The principal events of the social season at the hotel during its early years were its Subscription Dancing Assemblies, and series of concerts held by Jeremiah Clark and the Birmingham Dilettanti Musical Society. In 1788 these were combined to form a single social season which featured six concerts and balls held every month during the winter, with card and dancing assemblies during the intervening fortnights, and a separate season of monthly concerts during the summer.
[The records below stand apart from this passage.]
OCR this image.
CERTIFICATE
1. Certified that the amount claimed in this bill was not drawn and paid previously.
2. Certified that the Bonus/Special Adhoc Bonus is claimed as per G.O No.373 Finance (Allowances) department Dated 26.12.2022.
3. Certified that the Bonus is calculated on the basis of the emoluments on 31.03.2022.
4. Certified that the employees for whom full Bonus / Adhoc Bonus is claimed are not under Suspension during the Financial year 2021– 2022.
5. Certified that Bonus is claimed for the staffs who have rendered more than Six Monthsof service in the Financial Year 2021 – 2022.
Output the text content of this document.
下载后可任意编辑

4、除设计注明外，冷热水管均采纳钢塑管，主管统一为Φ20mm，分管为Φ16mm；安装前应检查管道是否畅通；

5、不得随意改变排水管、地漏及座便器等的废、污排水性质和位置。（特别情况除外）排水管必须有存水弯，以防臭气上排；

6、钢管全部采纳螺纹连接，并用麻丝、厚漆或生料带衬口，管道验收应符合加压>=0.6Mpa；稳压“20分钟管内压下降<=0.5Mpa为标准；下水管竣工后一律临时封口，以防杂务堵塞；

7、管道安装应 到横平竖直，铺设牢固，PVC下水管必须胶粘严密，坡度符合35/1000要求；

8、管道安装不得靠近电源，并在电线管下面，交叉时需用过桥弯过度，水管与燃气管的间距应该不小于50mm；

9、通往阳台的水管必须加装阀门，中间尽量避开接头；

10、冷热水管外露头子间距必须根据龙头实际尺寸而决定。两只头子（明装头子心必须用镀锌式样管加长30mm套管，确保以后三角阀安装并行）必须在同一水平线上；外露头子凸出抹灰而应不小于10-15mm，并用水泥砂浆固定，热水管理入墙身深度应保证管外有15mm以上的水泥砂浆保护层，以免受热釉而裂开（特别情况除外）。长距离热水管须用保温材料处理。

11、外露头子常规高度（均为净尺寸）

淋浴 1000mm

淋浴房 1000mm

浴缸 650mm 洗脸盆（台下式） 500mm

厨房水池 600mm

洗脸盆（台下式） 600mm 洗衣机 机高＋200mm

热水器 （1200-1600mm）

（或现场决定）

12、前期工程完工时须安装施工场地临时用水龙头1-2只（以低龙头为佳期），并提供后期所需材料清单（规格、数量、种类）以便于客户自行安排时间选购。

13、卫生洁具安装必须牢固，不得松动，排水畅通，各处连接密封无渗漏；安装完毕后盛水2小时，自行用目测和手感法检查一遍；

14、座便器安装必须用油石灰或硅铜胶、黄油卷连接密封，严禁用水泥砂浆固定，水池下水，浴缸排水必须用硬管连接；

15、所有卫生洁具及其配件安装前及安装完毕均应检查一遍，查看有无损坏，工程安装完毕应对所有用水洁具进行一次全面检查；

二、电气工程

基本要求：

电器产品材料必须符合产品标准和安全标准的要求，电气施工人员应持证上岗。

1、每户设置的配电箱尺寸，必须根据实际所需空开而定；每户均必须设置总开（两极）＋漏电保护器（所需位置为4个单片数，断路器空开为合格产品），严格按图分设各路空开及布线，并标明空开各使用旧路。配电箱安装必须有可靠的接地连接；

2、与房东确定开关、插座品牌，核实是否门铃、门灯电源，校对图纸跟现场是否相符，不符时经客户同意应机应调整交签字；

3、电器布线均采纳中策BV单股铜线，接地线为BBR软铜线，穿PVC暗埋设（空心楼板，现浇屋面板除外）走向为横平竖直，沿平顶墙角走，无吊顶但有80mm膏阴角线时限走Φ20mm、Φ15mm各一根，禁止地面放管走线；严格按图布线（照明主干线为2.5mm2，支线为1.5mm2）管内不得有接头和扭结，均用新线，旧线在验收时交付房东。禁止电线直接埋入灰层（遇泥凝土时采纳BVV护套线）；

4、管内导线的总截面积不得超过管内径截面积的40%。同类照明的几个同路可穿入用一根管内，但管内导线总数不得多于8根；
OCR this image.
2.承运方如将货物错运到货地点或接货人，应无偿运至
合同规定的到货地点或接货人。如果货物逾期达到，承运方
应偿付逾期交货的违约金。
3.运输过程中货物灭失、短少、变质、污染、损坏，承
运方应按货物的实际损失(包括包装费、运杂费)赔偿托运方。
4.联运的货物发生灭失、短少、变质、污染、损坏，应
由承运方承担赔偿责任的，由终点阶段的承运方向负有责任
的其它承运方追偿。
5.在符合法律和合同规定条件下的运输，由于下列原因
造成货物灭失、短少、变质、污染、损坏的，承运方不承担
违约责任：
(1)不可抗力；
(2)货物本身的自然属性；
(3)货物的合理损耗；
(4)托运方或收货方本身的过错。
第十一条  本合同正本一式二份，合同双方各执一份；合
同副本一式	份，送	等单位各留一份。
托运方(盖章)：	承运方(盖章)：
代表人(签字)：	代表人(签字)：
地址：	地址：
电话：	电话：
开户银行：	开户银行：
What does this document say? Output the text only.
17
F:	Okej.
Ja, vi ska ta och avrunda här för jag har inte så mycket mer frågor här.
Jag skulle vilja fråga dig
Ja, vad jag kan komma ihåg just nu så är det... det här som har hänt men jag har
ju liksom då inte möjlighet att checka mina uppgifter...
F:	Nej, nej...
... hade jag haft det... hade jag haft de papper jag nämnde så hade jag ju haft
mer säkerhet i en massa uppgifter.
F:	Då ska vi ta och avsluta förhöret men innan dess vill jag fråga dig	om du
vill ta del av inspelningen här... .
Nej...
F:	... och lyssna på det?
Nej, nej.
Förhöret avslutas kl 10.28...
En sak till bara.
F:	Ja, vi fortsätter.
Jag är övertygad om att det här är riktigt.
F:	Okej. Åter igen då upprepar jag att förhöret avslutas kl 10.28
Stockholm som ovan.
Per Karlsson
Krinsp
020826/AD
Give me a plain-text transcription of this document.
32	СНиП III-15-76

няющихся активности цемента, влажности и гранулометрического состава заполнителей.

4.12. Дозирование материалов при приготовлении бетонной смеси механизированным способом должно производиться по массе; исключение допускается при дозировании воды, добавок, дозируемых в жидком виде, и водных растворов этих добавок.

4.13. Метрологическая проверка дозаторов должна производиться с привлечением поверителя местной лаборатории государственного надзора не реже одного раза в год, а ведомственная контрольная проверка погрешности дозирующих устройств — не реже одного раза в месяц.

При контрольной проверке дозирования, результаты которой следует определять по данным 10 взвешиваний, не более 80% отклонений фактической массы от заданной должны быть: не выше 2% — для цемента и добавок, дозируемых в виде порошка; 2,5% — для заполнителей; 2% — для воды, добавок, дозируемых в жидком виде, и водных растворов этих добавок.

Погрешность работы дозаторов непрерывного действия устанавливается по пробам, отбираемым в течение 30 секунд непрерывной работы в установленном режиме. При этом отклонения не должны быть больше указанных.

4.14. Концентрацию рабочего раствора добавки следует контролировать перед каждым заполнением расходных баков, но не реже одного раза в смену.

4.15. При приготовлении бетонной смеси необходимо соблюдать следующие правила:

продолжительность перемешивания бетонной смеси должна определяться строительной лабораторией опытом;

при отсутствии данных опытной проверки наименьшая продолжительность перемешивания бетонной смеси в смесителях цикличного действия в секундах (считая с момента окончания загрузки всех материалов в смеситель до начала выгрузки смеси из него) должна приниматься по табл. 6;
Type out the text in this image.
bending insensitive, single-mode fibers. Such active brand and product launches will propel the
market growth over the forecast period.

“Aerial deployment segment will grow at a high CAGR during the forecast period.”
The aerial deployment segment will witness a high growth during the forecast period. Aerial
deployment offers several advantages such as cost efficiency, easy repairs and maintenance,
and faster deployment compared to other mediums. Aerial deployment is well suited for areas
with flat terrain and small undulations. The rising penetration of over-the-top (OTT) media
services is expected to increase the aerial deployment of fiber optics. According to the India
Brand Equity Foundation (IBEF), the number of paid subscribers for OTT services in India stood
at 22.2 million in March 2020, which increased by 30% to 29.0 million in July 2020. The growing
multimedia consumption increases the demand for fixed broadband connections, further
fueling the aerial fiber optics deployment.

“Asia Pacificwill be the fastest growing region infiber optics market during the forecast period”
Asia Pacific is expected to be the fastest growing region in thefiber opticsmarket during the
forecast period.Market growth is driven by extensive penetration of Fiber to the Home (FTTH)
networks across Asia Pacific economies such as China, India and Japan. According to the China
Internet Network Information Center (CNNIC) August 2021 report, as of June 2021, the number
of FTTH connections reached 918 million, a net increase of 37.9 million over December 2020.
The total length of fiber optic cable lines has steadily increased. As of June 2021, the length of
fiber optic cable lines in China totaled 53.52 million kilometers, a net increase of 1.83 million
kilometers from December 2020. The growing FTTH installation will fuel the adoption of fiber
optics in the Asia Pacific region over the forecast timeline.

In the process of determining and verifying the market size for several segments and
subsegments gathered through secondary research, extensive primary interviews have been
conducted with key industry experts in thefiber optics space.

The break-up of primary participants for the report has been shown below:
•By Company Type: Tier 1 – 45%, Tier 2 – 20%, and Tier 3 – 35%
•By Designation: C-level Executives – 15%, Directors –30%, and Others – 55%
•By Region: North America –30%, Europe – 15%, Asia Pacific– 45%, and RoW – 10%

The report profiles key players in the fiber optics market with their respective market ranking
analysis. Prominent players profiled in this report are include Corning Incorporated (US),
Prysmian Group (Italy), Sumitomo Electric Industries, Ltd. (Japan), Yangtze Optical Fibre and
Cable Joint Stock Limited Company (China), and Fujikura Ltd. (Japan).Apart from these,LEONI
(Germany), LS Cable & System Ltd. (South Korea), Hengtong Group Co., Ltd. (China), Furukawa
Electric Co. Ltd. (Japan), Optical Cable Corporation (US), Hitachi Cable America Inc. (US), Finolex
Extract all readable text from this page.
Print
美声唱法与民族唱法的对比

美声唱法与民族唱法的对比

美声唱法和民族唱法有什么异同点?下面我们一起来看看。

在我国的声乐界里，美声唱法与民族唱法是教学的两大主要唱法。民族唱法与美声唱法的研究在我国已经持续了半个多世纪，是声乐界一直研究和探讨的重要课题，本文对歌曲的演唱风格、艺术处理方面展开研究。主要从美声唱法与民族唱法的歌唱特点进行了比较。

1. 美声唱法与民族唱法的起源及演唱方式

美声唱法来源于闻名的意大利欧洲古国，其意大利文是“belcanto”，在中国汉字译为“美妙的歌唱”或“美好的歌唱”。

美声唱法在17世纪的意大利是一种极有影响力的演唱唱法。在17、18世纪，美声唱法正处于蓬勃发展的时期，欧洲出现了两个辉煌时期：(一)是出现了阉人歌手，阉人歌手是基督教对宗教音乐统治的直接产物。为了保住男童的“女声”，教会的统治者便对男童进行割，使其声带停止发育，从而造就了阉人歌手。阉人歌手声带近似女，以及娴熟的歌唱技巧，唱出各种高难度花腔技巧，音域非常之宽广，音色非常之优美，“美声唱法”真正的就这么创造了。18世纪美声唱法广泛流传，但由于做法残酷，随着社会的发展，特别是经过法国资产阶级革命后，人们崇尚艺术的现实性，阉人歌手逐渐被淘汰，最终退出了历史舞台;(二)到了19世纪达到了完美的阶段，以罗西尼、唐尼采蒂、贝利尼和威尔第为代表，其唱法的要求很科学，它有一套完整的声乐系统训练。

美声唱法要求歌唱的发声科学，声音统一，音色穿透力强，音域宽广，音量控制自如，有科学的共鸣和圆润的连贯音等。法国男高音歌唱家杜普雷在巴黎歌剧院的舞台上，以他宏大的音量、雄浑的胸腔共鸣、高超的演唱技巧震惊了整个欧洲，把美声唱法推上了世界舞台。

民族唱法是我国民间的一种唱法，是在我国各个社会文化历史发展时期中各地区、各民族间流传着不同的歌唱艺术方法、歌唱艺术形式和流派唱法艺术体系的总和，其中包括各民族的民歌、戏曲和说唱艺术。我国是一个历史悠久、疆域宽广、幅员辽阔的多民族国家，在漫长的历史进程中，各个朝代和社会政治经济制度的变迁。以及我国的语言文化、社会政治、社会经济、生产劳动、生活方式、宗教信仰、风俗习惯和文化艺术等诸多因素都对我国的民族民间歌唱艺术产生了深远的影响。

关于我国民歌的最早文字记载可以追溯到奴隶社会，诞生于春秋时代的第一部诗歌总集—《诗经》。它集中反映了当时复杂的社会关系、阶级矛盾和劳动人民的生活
From 1790 the hotel was one of the venues for the Birmingham Triennial Music Festival.

On 14 July 1791 the hotel was the venue for the dinner to celebrate the storming of the Bastille that was to lead to the Priestley Riots, and on 14 December 1829 it was the site of the founding of Thomas Attwood's Birmingham Political Union.

The hotel retained an upmarket reputation throughout its existence, but with only three shares remaining and the lease on the hotel expiring, the tontine was wound up in 1861 and the hotel sold for redevelopment.